Fig. 2. Splice-switching caused by ERG exon 4 SSOs reduces ERG protein levels in two cancer cell lines.

a Representative ERG and GAPDH (loading control) western blots of lysates from VCaP cells treated with 8 µM SSOs for 24, 72 and 96 h. The arrowhead indicates a putative truncated ERG isoform (full length is 54kD). b Quantifications of ERG western blots from VCaP cells treated with SSOs for 24–96 h (n = 4 for 24 h and 72 h, n = 3 for 96 h, except for ctrl SSO at 96 h, n = 2). c Representative RT-PCR panels for MG63 cells treated with 1 or 3 µM for 24 h. d Quantification of exon 4 skipping in MG63 cells treated with SSOs at 1 or 3 µM for 24 h (n = 3). e Representative ERG and β-actin (loading control) western blots of lysates from MG63 cells treated with SSOs for 48 and 72 h.

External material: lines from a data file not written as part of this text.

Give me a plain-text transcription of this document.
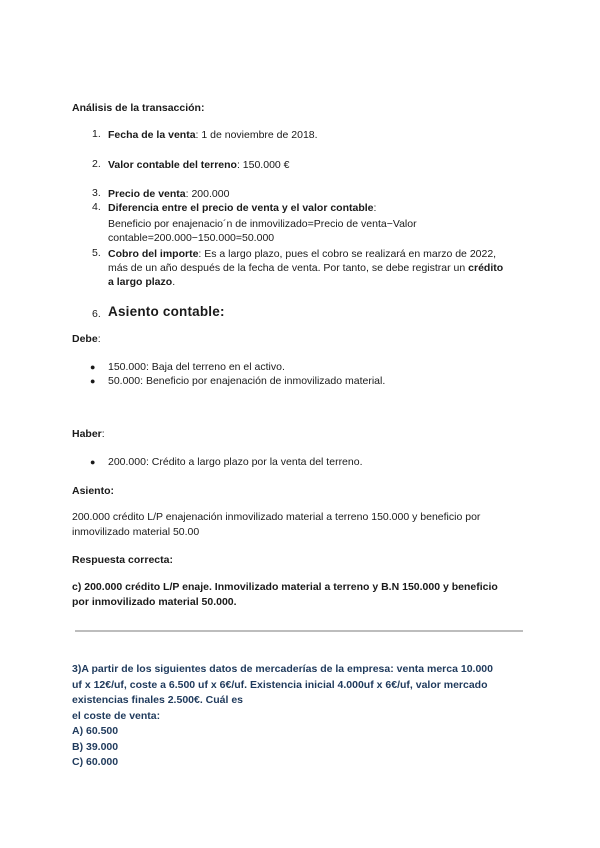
Análisis de la transacción:
1. Fecha de la venta: 1 de noviembre de 2018.
2. Valor contable del terreno: 150.000 €
3. Precio de venta: 200.000
4. Diferencia entre el precio de venta y el valor contable:
Beneficio por enajenacio´n de inmovilizado=Precio de venta−Valor
contable=200.000−150.000=50.000
5. Cobro del importe: Es a largo plazo, pues el cobro se realizará en marzo de 2022,
más de un año después de la fecha de venta. Por tanto, se debe registrar un crédito
a largo plazo.
6. Asiento contable:
Debe:
● 150.000: Baja del terreno en el activo.
● 50.000: Beneficio por enajenación de inmovilizado material.
Haber:
● 200.000: Crédito a largo plazo por la venta del terreno.
Asiento:
200.000 crédito L/P enajenación inmovilizado material a terreno 150.000 y beneficio por
inmovilizado material 50.00
Respuesta correcta:
c) 200.000 crédito L/P enaje. Inmovilizado material a terreno y B.N 150.000 y beneficio
por inmovilizado material 50.000.
3)A partir de los siguientes datos de mercaderías de la empresa: venta merca 10.000
uf x 12€/uf, coste a 6.500 uf x 6€/uf. Existencia inicial 4.000uf x 6€/uf, valor mercado
existencias finales 2.500€. Cuál es
el coste de venta:
A) 60.500
B) 39.000
C) 60.000
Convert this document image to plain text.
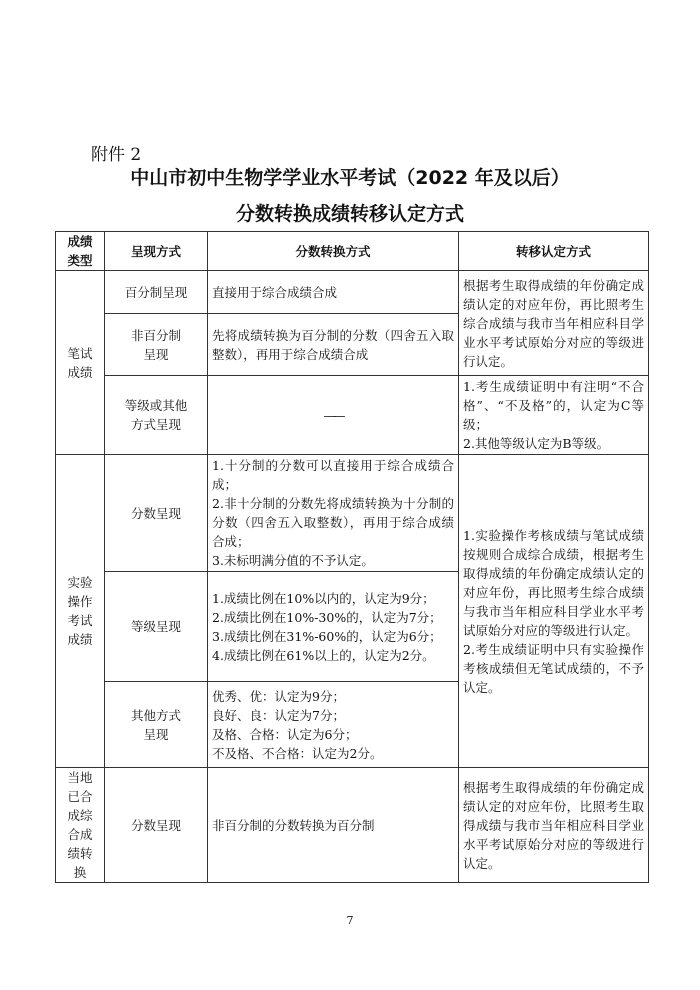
附件 2
中山市初中生物学学业水平考试（2022 年及以后）
分数转换成绩转移认定方式
成绩类型	呈现方式	分数转换方式	转移认定方式
笔试成绩	百分制呈现	直接用于综合成绩合成	根据考生取得成绩的年份确定成绩认定的对应年份，再比照考生综合成绩与我市当年相应科目学业水平考试原始分对应的等级进行认定。
	非百分制呈现	先将成绩转换为百分制的分数（四舍五入取整数），再用于综合成绩合成	
	等级或其他方式呈现	——	1.考生成绩证明中有注明“不合格”、“不及格”的，认定为C等级；
2.其他等级认定为B等级。

实验操作考试成绩	分数呈现	1.十分制的分数可以直接用于综合成绩合成；
2.非十分制的分数先将成绩转换为十分制的分数（四舍五入取整数），再用于综合成绩合成；
3.未标明满分值的不予认定。	1.实验操作考核成绩与笔试成绩按规则合成综合成绩，根据考生取得成绩的年份确定成绩认定的对应年份，再比照考生综合成绩与我市当年相应科目学业水平考试原始分对应的等级进行认定。
2.考生成绩证明中只有实验操作考核成绩但无笔试成绩的，不予认定。

	等级呈现	1.成绩比例在10%以内的，认定为9分；
2.成绩比例在10%-30%的，认定为7分；
3.成绩比例在31%-60%的，认定为6分；
4.成绩比例在61%以上的，认定为2分。	

	其他方式呈现	优秀、优：认定为9分；
良好、良：认定为7分；
及格、合格：认定为6分；
不及格、不合格：认定为2分。	

当地已合成综合成绩转换	分数呈现	非百分制的分数转换为百分制	根据考生取得成绩的年份确定成绩认定的对应年份，比照考生取得成绩与我市当年相应科目学业水平考试原始分对应的等级进行认定。
7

The arrow indicates full-length ERG isoform (54 kD) and arrowhead indicates truncated ERG isoform. f Quantifications of ERG western blots from MG63 cells treated with 5 µM SSOs for 48 and 72 h (n = 8 for untreated and ctrl SSO, for E43′ n = 4 at 48 h; n = 6 at 72 h). ERG protein expression levels were normalised to GAPDH. *** = p < 0.001, ** = p < 0.01, * = p < 0.05. Ctrl SSO control SSO.